A marriage annulment is a specific legal proceeding designed to void a marriage union under exceptionally limited circumstances. As opposed to a divorce, which acknowledges the marriage and severs the legal relationship, an annulment operates to treat the marriage is if it never existed in the first place.
In one recent case out of Arizona, famed WNBA star Brittney Griner recently filed to annul her marriage to fellow WNBA star Glory Johnson – just 29 days after saying “I do.” The announcement comes amid rampant rumors of domestic violence and relational issues on both sides – and promises to take an even more interesting twist as Johnson recently announced her pregnancy on social media, prompting her to take a one-year hiatus from the professional sports arena.

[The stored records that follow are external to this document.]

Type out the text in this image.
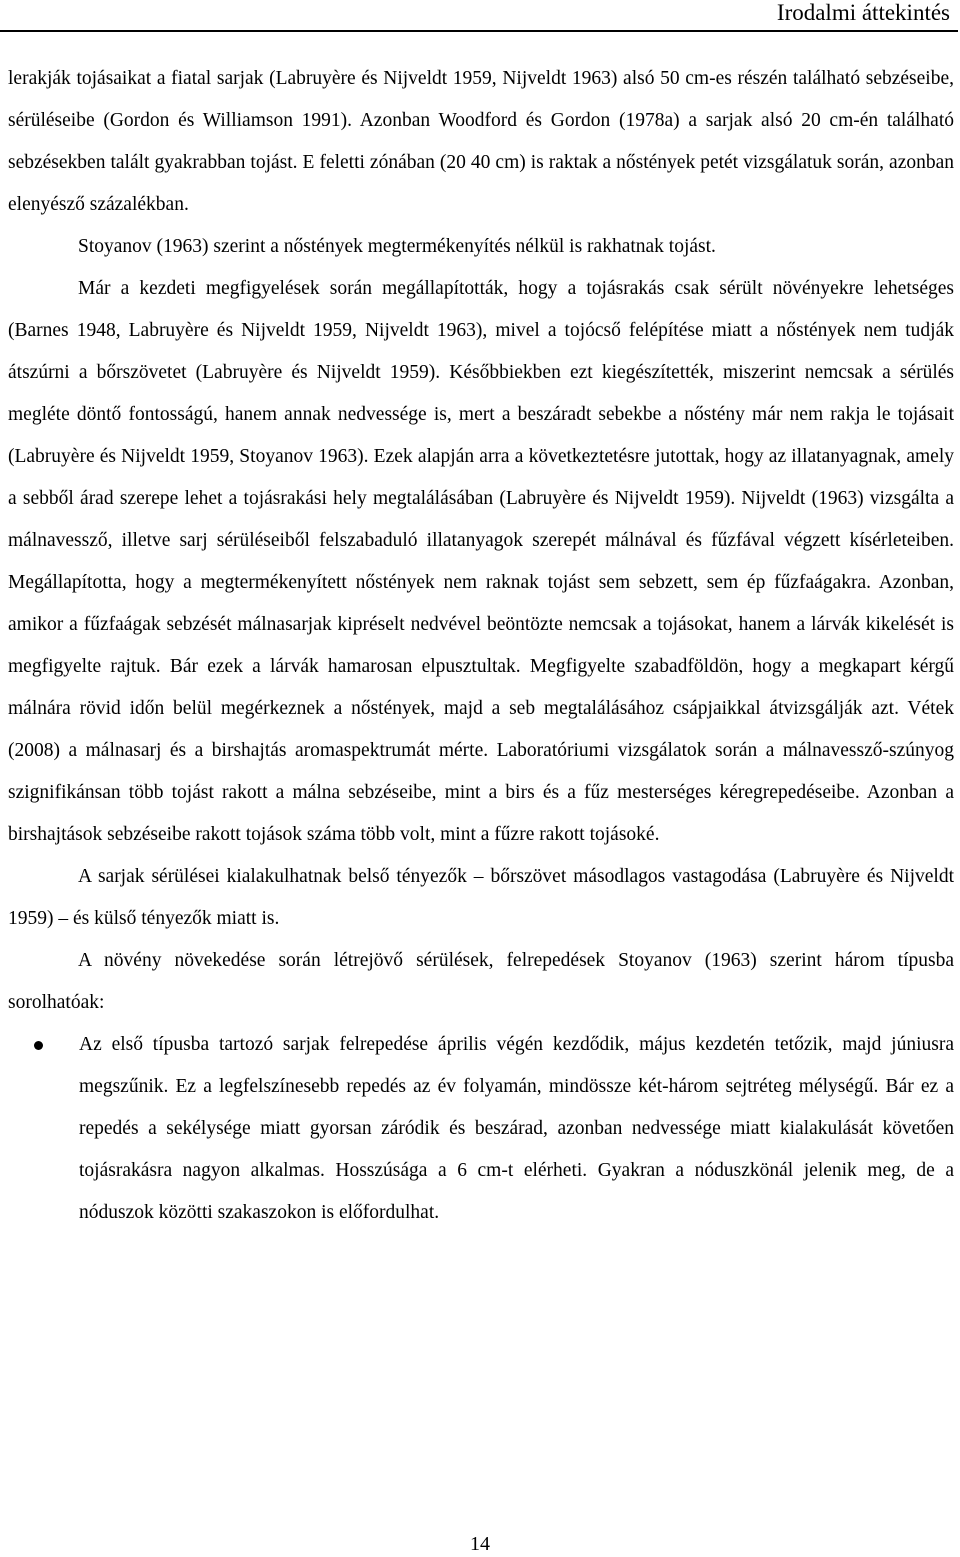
Irodalmi áttekintés

lerakják tojásaikat a fiatal sarjak (Labruyère és Nijveldt 1959, Nijveldt 1963) alsó 50 cm-es részén található sebzéseibe, sérüléseibe (Gordon és Williamson 1991). Azonban Woodford és Gordon (1978a) a sarjak alsó 20 cm-én található sebzésekben talált gyakrabban tojást. E feletti zónában (20 40 cm) is raktak a nőstények petét vizsgálatuk során, azonban elenyésző százalékban.

Stoyanov (1963) szerint a nőstények megtermékenyítés nélkül is rakhatnak tojást.

Már a kezdeti megfigyelések során megállapították, hogy a tojásrakás csak sérült növényekre lehetséges (Barnes 1948, Labruyère és Nijveldt 1959, Nijveldt 1963), mivel a tojócső felépítése miatt a nőstények nem tudják átszúrni a bőrszövetet (Labruyère és Nijveldt 1959). Későbbiekben ezt kiegészítették, miszerint nemcsak a sérülés megléte döntő fontosságú, hanem annak nedvessége is, mert a beszáradt sebekbe a nőstény már nem rakja le tojásait (Labruyère és Nijveldt 1959, Stoyanov 1963). Ezek alapján arra a következtetésre jutottak, hogy az illatanyagnak, amely a sebből árad szerepe lehet a tojásrakási hely megtalálásában (Labruyère és Nijveldt 1959). Nijveldt (1963) vizsgálta a málnavessző, illetve sarj sérüléseiből felszabaduló illatanyagok szerepét málnával és fűzfával végzett kísérleteiben. Megállapította, hogy a megtermékenyített nőstények nem raknak tojást sem sebzett, sem ép fűzfaágakra. Azonban, amikor a fűzfaágak sebzését málnasarjak kipréselt nedvével beöntözte nemcsak a tojásokat, hanem a lárvák kikelését is megfigyelte rajtuk. Bár ezek a lárvák hamarosan elpusztultak. Megfigyelte szabadföldön, hogy a megkapart kérgű málnára rövid időn belül megérkeznek a nőstények, majd a seb megtalálásához csápjaikkal átvizsgálják azt. Vétek (2008) a málnasarj és a birshajtás aromaspektrumát mérte. Laboratóriumi vizsgálatok során a málnavessző-szúnyog szignifikánsan több tojást rakott a málna sebzéseibe, mint a birs és a fűz mesterséges kéregrepedéseibe. Azonban a birshajtások sebzéseibe rakott tojások száma több volt, mint a fűzre rakott tojásoké.

A sarjak sérülései kialakulhatnak belső tényezők – bőrszövet másodlagos vastagodása (Labruyère és Nijveldt 1959) – és külső tényezők miatt is.

A növény növekedése során létrejövő sérülések, felrepedések Stoyanov (1963) szerint három típusba sorolhatóak:

Az első típusba tartozó sarjak felrepedése április végén kezdődik, május kezdetén tetőzik, majd júniusra megszűnik. Ez a legfelszínesebb repedés az év folyamán, mindössze két-három sejtréteg mélységű. Bár ez a repedés a sekélysége miatt gyorsan záródik és beszárad, azonban nedvessége miatt kialakulását követően tojásrakásra nagyon alkalmas. Hosszúsága a 6 cm-t elérheti. Gyakran a nóduszkönál jelenik meg, de a nóduszok közötti szakaszokon is előfordulhat.
14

But how (and why) are annulments granted in Arizona? And are the factors different than those required for a divorce (i.e., irreconcilable differences)? Below is an overview of this process under Arizona law, as well as what to do if you are considering a divorce or annulment of your own marriage.
Annulment Laws in Arizona
Under Section 25-301 of the Arizona Revised Statute, a superior court in the state may issue an annulment of a marriage if “the cause alleged constitutes an impediment rendering the marriage void.” In other words, an annulment-eligible marriage is one in which certain factors are present to render the marriage void in the first place, including potentially:
• Mental or physical incapacity
• Invalid marriage license
• Relationship by blood
• Failure to disclose concurrent marriage
• Duress or fraud
• Misrepresentation as to a material fact, including religious background
While it is unclear precisely which ground(s) the parties in the above-described matter will assert in their case, the fact that it lasted only 29 days will not affect whether or not the marriage is subject to annulment.